In adolescents and children, scoliosis is not commonly associated with pain, and this is because scoliosis has yet to become a compressive condition.
In patients who are still growing and have not yet reached skeletal maturity, the lengthening motion of a growing spine counteracts the compressive force of the curvature, known to be the main cause of condition-related pain; in adults, however, their spines have settled due to gravity and maturity, making the condition compressive.
Compression of the spine and its surrounding ligaments, vessels, muscles, and nerves can cause a wide range of symptoms felt throughout the body, and while postural changes are the most noticeable symptom of scoliosis in young patients, pain is the number one reason adults come to see me for a diagnosis and treatment.
So can rib humps be painful: yes, but more so in adults. In addition, as scoliosis progresses, and particularly when severe, a rib arch can cause related complications such as lung impairment.
If thoracic scoliosis is severe, the unnatural curvature’s pull on the rib cage can increase, and as the lungs are housed in the chest cavity, the scoliotic curve can encroach upon the lung space, leaving less room to inhale and exhale fully.
Now, to be clear, this type of complication is mainly associated with severe cases, and when lung impairment does come into play, it’s often only noticeable to professional athletes who push their respiratory systems to the limit, or during times of extreme physical exertion.
Once a rib arch has developed, and particularly when lung impairment is involved, this is a type of biomechanical rib cage dysfunction that can cause varying levels of rib and chest pain, especially if left untreated.

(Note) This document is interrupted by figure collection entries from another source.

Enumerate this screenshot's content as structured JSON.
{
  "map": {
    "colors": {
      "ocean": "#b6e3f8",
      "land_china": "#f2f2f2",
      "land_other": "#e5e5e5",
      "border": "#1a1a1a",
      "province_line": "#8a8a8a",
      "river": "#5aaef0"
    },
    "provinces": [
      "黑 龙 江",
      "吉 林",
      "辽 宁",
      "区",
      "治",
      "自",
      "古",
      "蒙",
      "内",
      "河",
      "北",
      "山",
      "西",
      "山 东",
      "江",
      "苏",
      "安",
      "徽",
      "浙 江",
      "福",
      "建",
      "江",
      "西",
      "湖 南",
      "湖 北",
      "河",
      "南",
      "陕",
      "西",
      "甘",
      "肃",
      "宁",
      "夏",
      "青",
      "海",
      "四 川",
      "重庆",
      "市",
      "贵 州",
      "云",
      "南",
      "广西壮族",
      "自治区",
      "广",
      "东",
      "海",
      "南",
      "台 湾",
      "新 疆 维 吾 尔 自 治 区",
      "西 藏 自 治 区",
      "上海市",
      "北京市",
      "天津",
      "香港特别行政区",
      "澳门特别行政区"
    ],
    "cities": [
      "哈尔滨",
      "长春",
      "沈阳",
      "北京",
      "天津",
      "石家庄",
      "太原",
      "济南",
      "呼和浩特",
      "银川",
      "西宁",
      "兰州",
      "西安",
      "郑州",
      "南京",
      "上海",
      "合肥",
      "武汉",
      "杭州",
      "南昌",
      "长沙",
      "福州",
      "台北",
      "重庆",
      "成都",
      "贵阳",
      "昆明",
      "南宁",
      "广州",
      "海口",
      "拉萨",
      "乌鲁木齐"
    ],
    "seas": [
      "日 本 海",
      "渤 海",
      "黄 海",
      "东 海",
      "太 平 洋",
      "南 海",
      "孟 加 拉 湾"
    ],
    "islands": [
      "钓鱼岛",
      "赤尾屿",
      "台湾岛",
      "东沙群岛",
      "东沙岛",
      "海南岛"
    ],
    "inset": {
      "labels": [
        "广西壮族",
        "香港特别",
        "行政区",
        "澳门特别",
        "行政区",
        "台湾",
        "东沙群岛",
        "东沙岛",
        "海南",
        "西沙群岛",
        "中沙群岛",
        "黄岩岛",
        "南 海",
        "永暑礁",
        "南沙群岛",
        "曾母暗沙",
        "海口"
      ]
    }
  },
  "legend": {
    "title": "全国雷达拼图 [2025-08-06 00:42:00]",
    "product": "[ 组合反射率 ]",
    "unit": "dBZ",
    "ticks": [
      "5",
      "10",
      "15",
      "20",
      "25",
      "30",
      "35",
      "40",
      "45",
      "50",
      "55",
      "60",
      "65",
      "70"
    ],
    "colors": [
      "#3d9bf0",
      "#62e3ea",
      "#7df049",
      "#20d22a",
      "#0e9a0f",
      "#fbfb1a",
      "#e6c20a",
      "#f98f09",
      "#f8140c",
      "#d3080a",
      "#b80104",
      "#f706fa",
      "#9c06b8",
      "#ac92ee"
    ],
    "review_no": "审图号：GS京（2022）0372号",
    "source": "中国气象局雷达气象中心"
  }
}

While some might assume that scoliosis only affects the spine, as it’s such an integral structure involved in the function of virtually every working system within the body, it can produce a myriad of effects felt throughout.
While each case of scoliosis is unique, and related symptoms are determined by a number of important patient/condition variables, the most common signs of scoliosis in adolescents are postural changes that affect the body’s overall symmetry: uneven shoulders, hips, and the development of a rib arch.

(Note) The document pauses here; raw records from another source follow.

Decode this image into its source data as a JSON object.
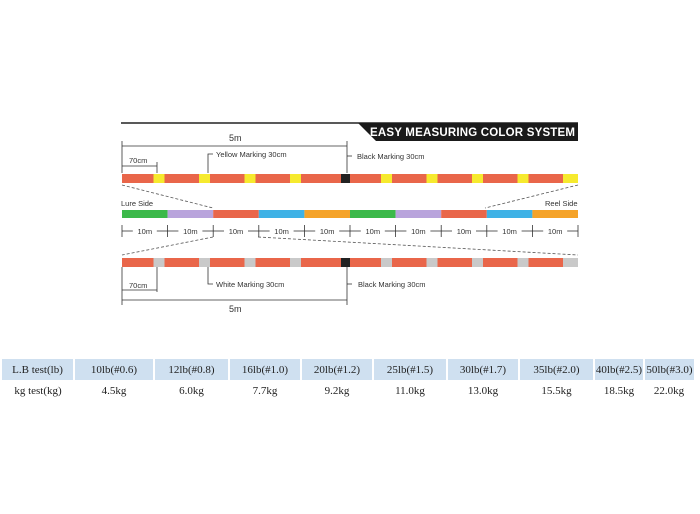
{
  "diagram": {
    "title": "EASY MEASURING COLOR SYSTEM IV",
    "top": {
      "five_m": "5m",
      "seventy_cm": "70cm",
      "yellow_marking": "Yellow Marking 30cm",
      "black_marking": "Black Marking 30cm"
    },
    "middle": {
      "lure_side": "Lure Side",
      "reel_side": "Reel Side",
      "segment_label": "10m",
      "segment_colors": [
        "#3cb94a",
        "#b9a4dc",
        "#e9664a",
        "#3fb2e6",
        "#f5a329",
        "#3cb94a",
        "#b9a4dc",
        "#e9664a",
        "#3fb2e6",
        "#f5a329"
      ]
    },
    "bottom": {
      "five_m": "5m",
      "seventy_cm": "70cm",
      "white_marking": "White Marking 30cm",
      "black_marking": "Black Marking 30cm"
    },
    "colors": {
      "base_red": "#e9664a",
      "yellow_mark": "#f6ea2e",
      "white_mark": "#c9c9c9",
      "black_mark": "#222222",
      "banner": "#1a1a1a"
    }
  },
  "spec_table": {
    "header_label": "L.B test(lb)",
    "header_values": [
      "10lb(#0.6)",
      "12lb(#0.8)",
      "16lb(#1.0)",
      "20lb(#1.2)",
      "25lb(#1.5)",
      "30lb(#1.7)",
      "35lb(#2.0)",
      "40lb(#2.5)",
      "50lb(#3.0)"
    ],
    "row_label": "kg test(kg)",
    "row_values": [
      "4.5kg",
      "6.0kg",
      "7.7kg",
      "9.2kg",
      "11.0kg",
      "13.0kg",
      "15.5kg",
      "18.5kg",
      "22.0kg"
    ],
    "header_bg": "#cfe0f0"
  }
}
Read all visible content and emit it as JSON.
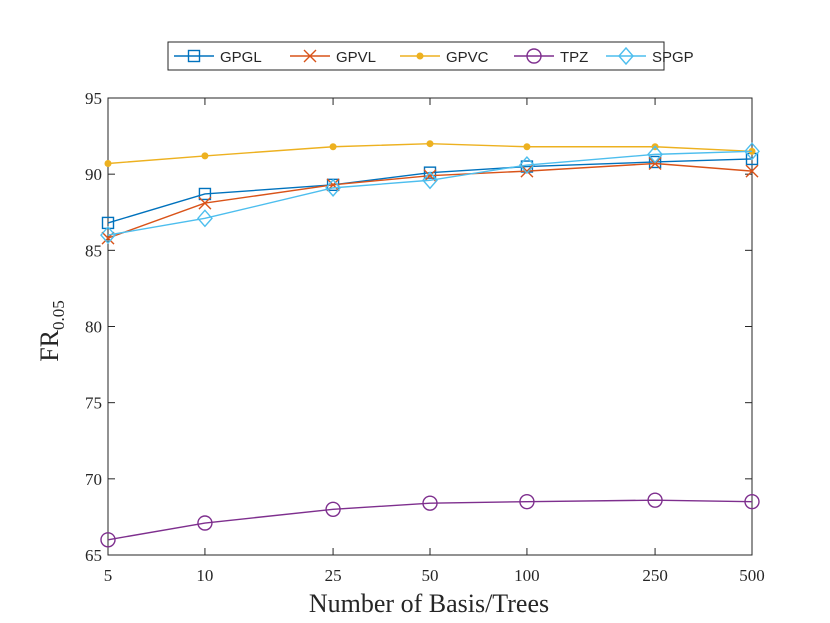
{
  "chart_data": {
    "type": "line",
    "title": "",
    "xlabel": "Number of Basis/Trees",
    "ylabel": "FR",
    "ylabel_sub": "0.05",
    "categories": [
      "5",
      "10",
      "25",
      "50",
      "100",
      "250",
      "500"
    ],
    "x": [
      5,
      10,
      25,
      50,
      100,
      250,
      500
    ],
    "xscale": "log",
    "ylim": [
      65,
      95
    ],
    "yticks": [
      65,
      70,
      75,
      80,
      85,
      90,
      95
    ],
    "legend_position": "top-center",
    "grid": false,
    "series": [
      {
        "name": "GPGL",
        "color": "#0072BD",
        "marker": "square",
        "values": [
          86.8,
          88.7,
          89.3,
          90.1,
          90.5,
          90.8,
          91.0
        ]
      },
      {
        "name": "GPVL",
        "color": "#D95319",
        "marker": "x",
        "values": [
          85.8,
          88.1,
          89.3,
          89.9,
          90.2,
          90.7,
          90.2
        ]
      },
      {
        "name": "GPVC",
        "color": "#EDB120",
        "marker": "dot",
        "values": [
          90.7,
          91.2,
          91.8,
          92.0,
          91.8,
          91.8,
          91.5
        ]
      },
      {
        "name": "TPZ",
        "color": "#7E2F8E",
        "marker": "circle",
        "values": [
          66.0,
          67.1,
          68.0,
          68.4,
          68.5,
          68.6,
          68.5
        ]
      },
      {
        "name": "SPGP",
        "color": "#4DBEEE",
        "marker": "diamond",
        "values": [
          86.0,
          87.1,
          89.1,
          89.6,
          90.6,
          91.3,
          91.5
        ]
      }
    ]
  }
}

As mentioned, adolescent idiopathic scoliosis is the most prevalent form, and while scoliosis isn’t commonly known as painful in young patients, it does cause postural changes, with the development of a rib arch being an indicator of progression in adolescents.
How noticeable a rib arch is will depend largely on condition severity (size of the scoliotic curve) and the angle of trunk rotation (how twisted the spine is).
In adults, once skeletal maturity has been reached and the condition becomes compressive, scoliosis can cause pain ranging from mild and intermittent to chronic and debilitating.
The development of a rib arch can occur when a scoliotic curve pulls on the rib cage and distorts its position, and when severe, this can leave less room for the lungs to function optimally, leading to rib and chest pain.
The best way to address a rib arch is to treat its underlying cause proactively: the condition itself.
As a CLEAR-certified scoliosis chiropractor, I integrate multiple treatment disciplines to work towards a curvature reduction and increasing core strength so the spine is optimally supported: condition-specific chiropractic care, a variety of therapies, and corrective bracing.
Once scoliosis is diagnosed, the best time to start treatment is always now; I see a mild curvature as a chance to keep it that way through proactive treatment.
While there are never treatment guarantees, early detection can increase the chances of treatment success and spare patients the hardships associated with increasing condition severity and related symptoms/complications.